Representation from Grand Council Treaty #3 has met with representatives of Ontario’s Premier’s Council, to provide input and recommendations to improve health-care in the region. The parties met in Toronto on Monday.
The Premier’s Council on Improving Health Care and Ending Hallway Medicine was convened on October 3, 2018 for a three-year term. It aims to identify strategic priorities and actions that will lead to an overall improved health care system in the province, on behalf of Premier Doug Ford and the Ministry of Health and Long-Term Care.
Across the Treaty #3 territory, Grand Council Treaty #3 has reported lower-than-average infant mortality rates, high levels of diabetes, high levels of cancer, high levels of post-traumatic stress disorder, high levels of childhood obesity, low birth weights, among others.
“I believe that we are moving in the right direction in terms of providing valuable input and recommendations to the provincial and federal government from our experienced people sitting on the Keewatin Table,” said Dr.

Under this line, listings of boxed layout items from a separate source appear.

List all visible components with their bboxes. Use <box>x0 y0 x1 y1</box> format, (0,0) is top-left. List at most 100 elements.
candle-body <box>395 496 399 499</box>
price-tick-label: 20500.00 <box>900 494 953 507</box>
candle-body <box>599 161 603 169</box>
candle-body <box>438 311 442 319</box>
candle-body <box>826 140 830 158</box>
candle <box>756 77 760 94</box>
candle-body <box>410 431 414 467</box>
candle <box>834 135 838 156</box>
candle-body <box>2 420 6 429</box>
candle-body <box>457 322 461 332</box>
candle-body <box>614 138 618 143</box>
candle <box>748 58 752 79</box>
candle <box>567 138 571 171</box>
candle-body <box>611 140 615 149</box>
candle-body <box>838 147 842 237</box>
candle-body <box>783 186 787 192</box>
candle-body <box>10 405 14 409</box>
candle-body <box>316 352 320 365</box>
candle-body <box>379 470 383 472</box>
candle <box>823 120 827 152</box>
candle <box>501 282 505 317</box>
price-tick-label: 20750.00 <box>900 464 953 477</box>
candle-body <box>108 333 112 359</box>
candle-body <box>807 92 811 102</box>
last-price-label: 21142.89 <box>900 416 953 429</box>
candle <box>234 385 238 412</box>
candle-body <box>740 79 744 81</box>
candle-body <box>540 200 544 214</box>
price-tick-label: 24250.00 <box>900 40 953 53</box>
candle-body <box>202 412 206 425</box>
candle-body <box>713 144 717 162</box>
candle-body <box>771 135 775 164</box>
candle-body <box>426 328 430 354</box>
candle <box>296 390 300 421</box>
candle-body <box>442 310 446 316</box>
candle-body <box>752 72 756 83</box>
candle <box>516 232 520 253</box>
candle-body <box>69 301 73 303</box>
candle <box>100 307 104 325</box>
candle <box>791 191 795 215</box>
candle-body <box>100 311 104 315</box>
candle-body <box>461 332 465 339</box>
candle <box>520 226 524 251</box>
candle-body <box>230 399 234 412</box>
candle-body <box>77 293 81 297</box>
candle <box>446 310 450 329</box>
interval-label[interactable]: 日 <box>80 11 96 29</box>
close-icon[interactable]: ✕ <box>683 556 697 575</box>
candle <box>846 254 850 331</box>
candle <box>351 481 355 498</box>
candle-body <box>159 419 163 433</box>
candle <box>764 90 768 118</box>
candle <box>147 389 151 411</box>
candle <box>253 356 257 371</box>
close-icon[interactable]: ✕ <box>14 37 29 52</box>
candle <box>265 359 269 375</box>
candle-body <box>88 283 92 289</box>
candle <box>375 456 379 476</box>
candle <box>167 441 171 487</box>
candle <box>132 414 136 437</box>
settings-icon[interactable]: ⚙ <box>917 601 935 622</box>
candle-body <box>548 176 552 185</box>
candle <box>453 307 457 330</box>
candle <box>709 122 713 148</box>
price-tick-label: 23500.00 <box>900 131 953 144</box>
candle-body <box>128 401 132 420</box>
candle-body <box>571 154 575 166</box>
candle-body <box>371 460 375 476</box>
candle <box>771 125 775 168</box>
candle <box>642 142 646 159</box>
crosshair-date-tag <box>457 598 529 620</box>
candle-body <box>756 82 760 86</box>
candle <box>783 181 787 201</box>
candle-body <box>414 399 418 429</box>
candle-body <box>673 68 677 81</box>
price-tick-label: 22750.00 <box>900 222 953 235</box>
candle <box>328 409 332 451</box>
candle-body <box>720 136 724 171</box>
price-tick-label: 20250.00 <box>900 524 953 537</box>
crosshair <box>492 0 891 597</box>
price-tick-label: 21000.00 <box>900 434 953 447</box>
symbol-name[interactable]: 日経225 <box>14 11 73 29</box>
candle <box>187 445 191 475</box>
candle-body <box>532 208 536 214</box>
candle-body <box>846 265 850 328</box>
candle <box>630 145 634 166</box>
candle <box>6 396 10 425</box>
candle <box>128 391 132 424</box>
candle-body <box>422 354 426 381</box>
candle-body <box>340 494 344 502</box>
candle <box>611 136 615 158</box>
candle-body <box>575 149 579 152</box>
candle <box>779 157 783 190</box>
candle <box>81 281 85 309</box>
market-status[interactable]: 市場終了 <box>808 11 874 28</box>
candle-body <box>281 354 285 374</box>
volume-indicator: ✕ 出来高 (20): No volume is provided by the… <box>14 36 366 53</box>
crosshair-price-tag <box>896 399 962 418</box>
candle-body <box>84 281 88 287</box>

Alex Petiquan, who is a member of the Health Experts Advisory, which provide guidance, expertise and support to the Keewatin Table.
One of the main issues discussed at the meeting included whether First Nations, and particularly remote First Nations statistics, were being addressed accurately in the report. Issues such as alleged racism in the health-care sector, and the use of cultural practices were discussed, as was the lack of infrastructure in First Nation communities and the importance of heli-pads for quicker access to health centres.
Grand Council Treaty #3 also presented an update on the first phase of their GIS mapping system, that tracks such data as proximity to nearest healthcare centres and long-term care homes, emergency wait times and other vital health services that will be accessed by users.
Regional Health organizations such as the Kenora Chiefs Advisory, Fort Frances Area Tribal Health Services, Waasegiizhig Nanaandawe’iyewigamig, Anishinaabeg of Kabapikotawangag Resource Council and Gizhewaadiziwin Health Access Centre also provided updates from their regions. They included priorities as physician recruitment, primary care and community care initiatives
Next steps for the Premier’s Council include engaging with key stakeholders on the findings of the first interim report, including challenges and emerging themes to support the development of solutions in their second report.